Биографические данные.

Юлия фон К. (фактические данные искажены из этических соображений) родилась в 1928 г. в белорусском городе В. Ее отец — немец, из баронской семьи остзейских дворян, служивших в прошлом веке при дворе. Ее мать — полька, предположительно, с точки зрения Юлии, тоже из дворян. Родители развелись, затем мать Юлии снова выходит замуж — за русского, который удочеряет Юлию. Сама Юлия окончила железнодорожное училище, потом медицинское училище, затем текстильный институт и работала до пенсии модельером- закройщицей. В железнодорожном училище она знакомится с кадровиком — отставным военным, коммунистом, русским — и выходит за него замуж. У нее один сын от этого брака. После смерти мужа, уже на пенсии, она знакомится с директором военного музея — отставным полковником, русским — и выходит во второй раз замуж. Проживала на момент интервью в Латвии — в Риге.

Гипертекст «я — баронесса».

Свой рассказ Юлия фон К. начинает, ведет и заканчивает от имени «женщины из благородной немецкой семьи с баронским прошлым». Этот образ создает основной текст, который сохраняет за собой лидирующий смысл.

«Первые воспоминания связаны... с праздниками... это елочка и день рождения.
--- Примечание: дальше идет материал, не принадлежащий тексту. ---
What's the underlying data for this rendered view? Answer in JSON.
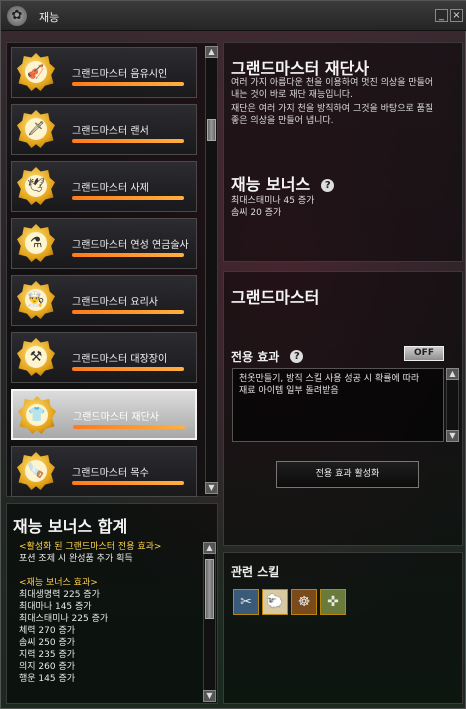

Всегда просыпалась и в кроватке находила подарки. Потом это все исчезло. Где-то в 37-м году ... мама разошлась с моим отцом, потому что начались репрессии. Мой отец по национальности немец, из столбовых дворян... И, значит, чтобы меня спасти... мама разошлась и вышла замуж за хорошего русского человека, который впоследствии удочерил меня...»

Семейная хроника событий (развод, удочерение) переплетается с социально-историческим фоном и объяснительными конструкциями, оправдывающими семейную несчастливую событийность (потому что репрессии, чтобы меня спасти).

«...Отец был высокий, стройный, очень интеллигентный человек, хотя очень любил рабочий класс... Но когда был зол, топал ногами, кричал: “Ничтожества, безграмотные, свиньи, хамы ”. Я, ребенок, понимала, что отец даже внешне и внутренне отличался от рабочих и мышлением, и в разговоре. “Я вообще глубоко несчастный человек, потому что я родился не в свой век и не в той семье” — он всегда говорил так. Он никогда не преследовал цель наживы, все, что имел, он отдал на эту... революцию. И во время революции он, юрист по образованию, ушел в депо учеником слесаря, потом водил бронепоезда. Даже от наркома именные часы были за предотвращение крушения... Эти часы золотые мама сдала на хлеб, когда был голод, в торгсин...»

«...Когда я маленькая была, очень любила рассматривать старинные фотографии... почти все они сделаны в Риге. И, глядя на них, представляла, как в этих нарядах ходят мои предки, бабушки, дедушки... Никого из родни не видела, кроме сестер отца. Всегда говорил отец, что нужно быть честным, порядочным во всех отношениях, потому что мы из старинного дворянского рода... Тетя, та, вообще, меня долго не признавала, потому что меня удочерил русский человек... Она жила в Риге... и все не могла смириться, как это я сменила такую фамилию».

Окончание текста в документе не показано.